La participación permanente de tres clubes españoles en una competición cerrada y económicamente blindada habría alterado el ecosistema competitivo de la Liga

[A por ellos] Más derbis y menos Superligas, por Mikel RecaldeRuben Plaza

La verdad es que los nervios estaban a flor de piel. Pensaba intentar echar una cabezadita después de comer y antes de emprender el viaje a Bilbao, pero pronto noté algo extraño en mi estómago que me lo descartó por completo. Era la presión. Y eso que yo tampoco me suelo alterar demasiado. Sí recuerdo tensas las horas previas a la final para siempre, pero lo suelo llevar bastante bien. Nada que ver a cuando era niño, ya que antes de la derrota ante el Barcelona en la final de 1988 podía estar haciendo piruetas en el tejado de la casa familiar en Torrelodones de lo cardiaco que estaba. 

Había quedado con mi jefe y amigo Yon Cuezva, que me tuvo esperando casi un cuarto de hora debajo de mi casa. Se me había olvidado que soy el tío más puntual y que tengo TOC con los que llegan tarde, lo que se agrava en situaciones límite. Encima mi chófer, que no escucha, se pasó del sitio en el que le estaba esperando y tuvo que dar una buena vuelta para recogerme, lo que sin duda acrecentó el constante movimiento de mi pierna derecha. La mágica.
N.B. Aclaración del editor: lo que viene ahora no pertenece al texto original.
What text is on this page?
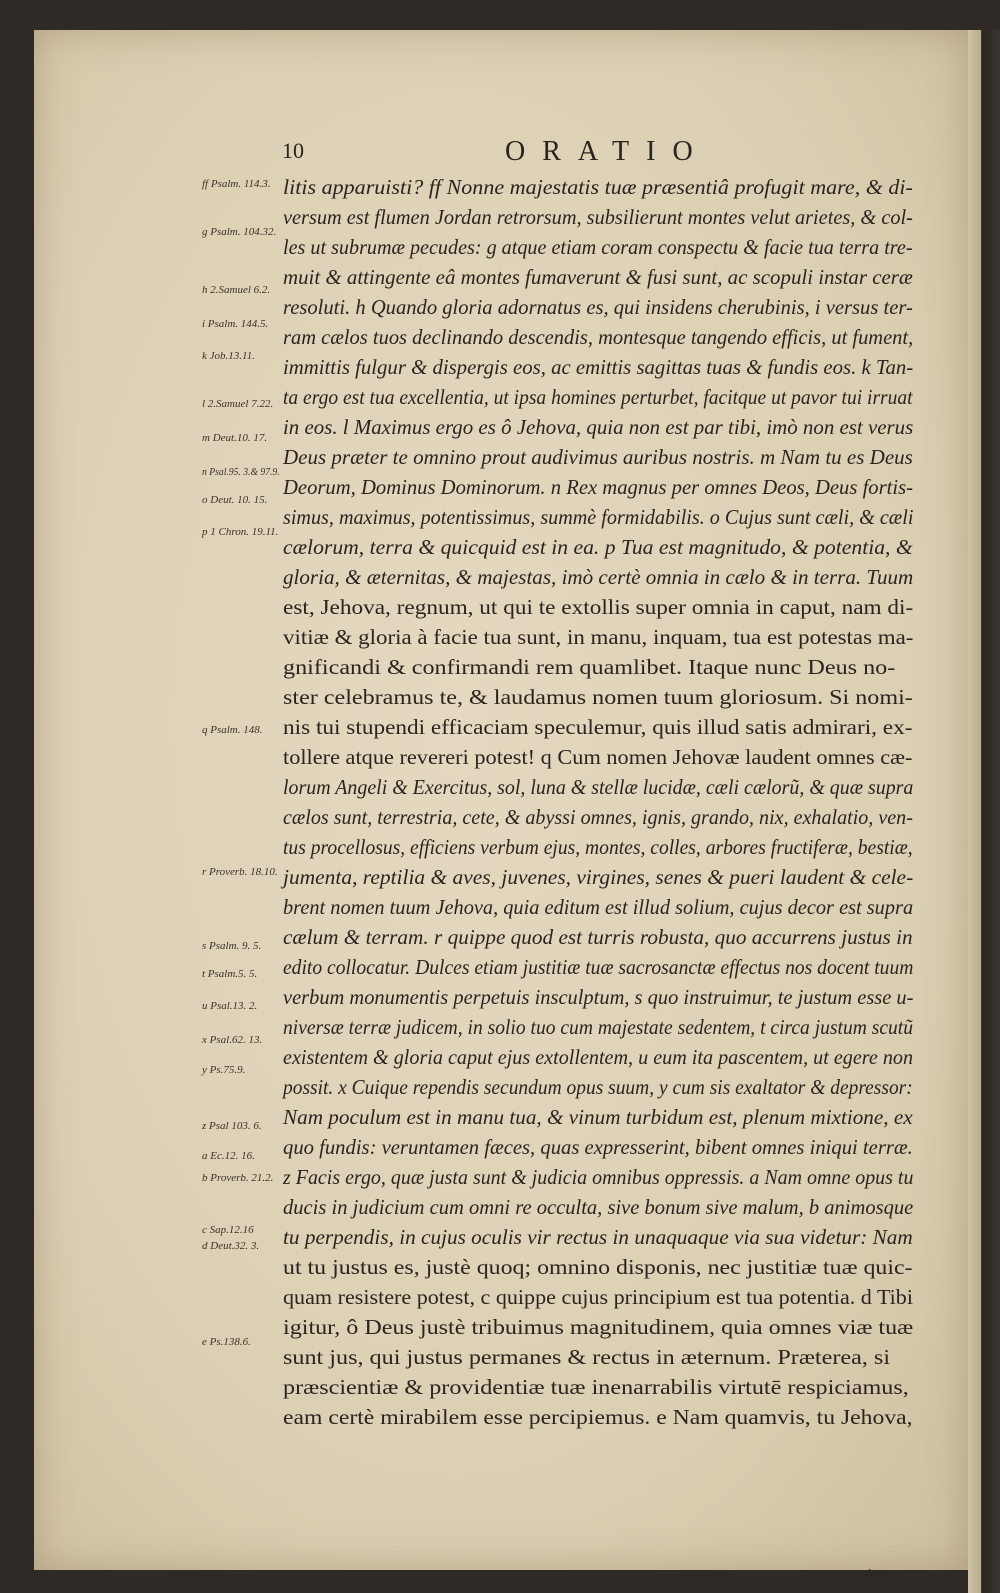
10	ORATIO
ff Psalm. 114.3.
g Psalm. 104.32.
h 2.Samuel 6.2.
i Psalm. 144.5.
k Job.13.11.
l 2.Samuel 7.22.
m Deut.10. 17.
n Psal.95. 3.& 97.9.
o Deut. 10. 15.
p 1 Chron. 19.11.
q Psalm. 148.
r Proverb. 18.10.
s Psalm. 9. 5.
t Psalm.5. 5.
u Psal.13. 2.
x Psal.62. 13.
y Ps.75.9.
z Psal 103. 6.
a Ec.12. 16.
b Proverb. 21.2.
c Sap.12.16
d Deut.32. 3.
e Ps.138.6.
litis apparuisti? ff Nonne majestatis tuæ præsentiâ profugit mare, & di-
versum est flumen Jordan retrorsum, subsilierunt montes velut arietes, & col-
les ut subrumæ pecudes: g atque etiam coram conspectu & facie tua terra tre-
muit & attingente eâ montes fumaverunt & fusi sunt, ac scopuli instar ceræ
resoluti. h Quando gloria adornatus es, qui insidens cherubinis, i versus ter-
ram cælos tuos declinando descendis, montesque tangendo efficis, ut fument,
immittis fulgur & dispergis eos, ac emittis sagittas tuas & fundis eos. k Tan-
ta ergo est tua excellentia, ut ipsa homines perturbet, facitque ut pavor tui irruat
in eos. l Maximus ergo es ô Jehova, quia non est par tibi, imò non est verus
Deus præter te omnino prout audivimus auribus nostris. m Nam tu es Deus
Deorum, Dominus Dominorum. n Rex magnus per omnes Deos, Deus fortis-
simus, maximus, potentissimus, summè formidabilis. o Cujus sunt cæli, & cæli
cælorum, terra & quicquid est in ea. p Tua est magnitudo, & potentia, &
gloria, & æternitas, & majestas, imò certè omnia in cælo & in terra. Tuum
est, Jehova, regnum, ut qui te extollis super omnia in caput, nam di-
vitiæ & gloria à facie tua sunt, in manu, inquam, tua est potestas ma-
gnificandi & confirmandi rem quamlibet. Itaque nunc Deus no-
ster celebramus te, & laudamus nomen tuum gloriosum. Si nomi-
nis tui stupendi efficaciam speculemur, quis illud satis admirari, ex-
tollere atque revereri potest! q Cum nomen Jehovæ laudent omnes cæ-
lorum Angeli & Exercitus, sol, luna & stellæ lucidæ, cæli cælorũ, & quæ supra
cælos sunt, terrestria, cete, & abyssi omnes, ignis, grando, nix, exhalatio, ven-
tus procellosus, efficiens verbum ejus, montes, colles, arbores fructiferæ, bestiæ,
jumenta, reptilia & aves, juvenes, virgines, senes & pueri laudent & cele-
brent nomen tuum Jehova, quia editum est illud solium, cujus decor est supra
cælum & terram. r quippe quod est turris robusta, quo accurrens justus in
edito collocatur. Dulces etiam justitiæ tuæ sacrosanctæ effectus nos docent tuum
verbum monumentis perpetuis insculptum, s quo instruimur, te justum esse u-
niversæ terræ judicem, in solio tuo cum majestate sedentem, t circa justum scutũ
existentem & gloria caput ejus extollentem, u eum ita pascentem, ut egere non
possit. x Cuique rependis secundum opus suum, y cum sis exaltator & depressor:
Nam poculum est in manu tua, & vinum turbidum est, plenum mixtione, ex
quo fundis: veruntamen fæces, quas expresserint, bibent omnes iniqui terræ.
z Facis ergo, quæ justa sunt & judicia omnibus oppressis. a Nam omne opus tu
ducis in judicium cum omni re occulta, sive bonum sive malum, b animosque
tu perpendis, in cujus oculis vir rectus in unaquaque via sua videtur: Nam
ut tu justus es, justè quoq; omnino disponis, nec justitiæ tuæ quic-
quam resistere potest, c quippe cujus principium est tua potentia. d Tibi
igitur, ô Deus justè tribuimus magnitudinem, quia omnes viæ tuæ
sunt jus, qui justus permanes & rectus in æternum. Præterea, si
præscientiæ & providentiæ tuæ inenarrabilis virtutē respiciamus,
eam certè mirabilem esse percipiemus. e Nam quamvis, tu Jehova,
elatu-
Parecía imposible que el viaje que había planeado saliera bien, porque en Zumaia nos cambiábamos de coche y nos subíamos al de la gran Maitane Urbieta, que me tranquilizó y me dejó la frase del día: “Yo ya no es que tenga nervios, es que siento ansiedad en el pecho”. La pobre llegó tarde también porque se encontró con un atasco por el típico semáforo de obra de esos en los que te puedes pasar más tiempo esperando que un árbitro aguardando la resolución de una jugada polémica y sin que llame para ir a verlo a la pantalla el habitual incompetente de turno en la sala VOR (nótese el diferente tono para tratar al periodista y a la periodista). No es fácil viajar con Yon, tiene que entrar 35 veces en su radio, lo que provoca que no podamos casi ni hablar entre nosotros ni, por supuesto, contestar llamadas en un día de partido.

Florentino Pérez

Pero en su primera intervención, cuando aún estábamos los dos solos en su coche, le hicieron dos preguntitas sobre los equipos y los lesionados para, en cuanto pudieron, meter el supuesto tema de la jornada, la noticia interplanetaria de que el Madrid había abandonado la Superliga esa de las narices y que, por ende, había hecho las paces con la UEFA. Después de un rollo infumable de su compañero, Cuezva salió al quite de forma cortante y atinada: “La noticia del día es que hoy se juega un derbi vasco en una semifinal de Copa. Y para mí el Madrid lo que ha hecho ha sido bajarse de sí mismo, al no quedar ya nada del proyecto”.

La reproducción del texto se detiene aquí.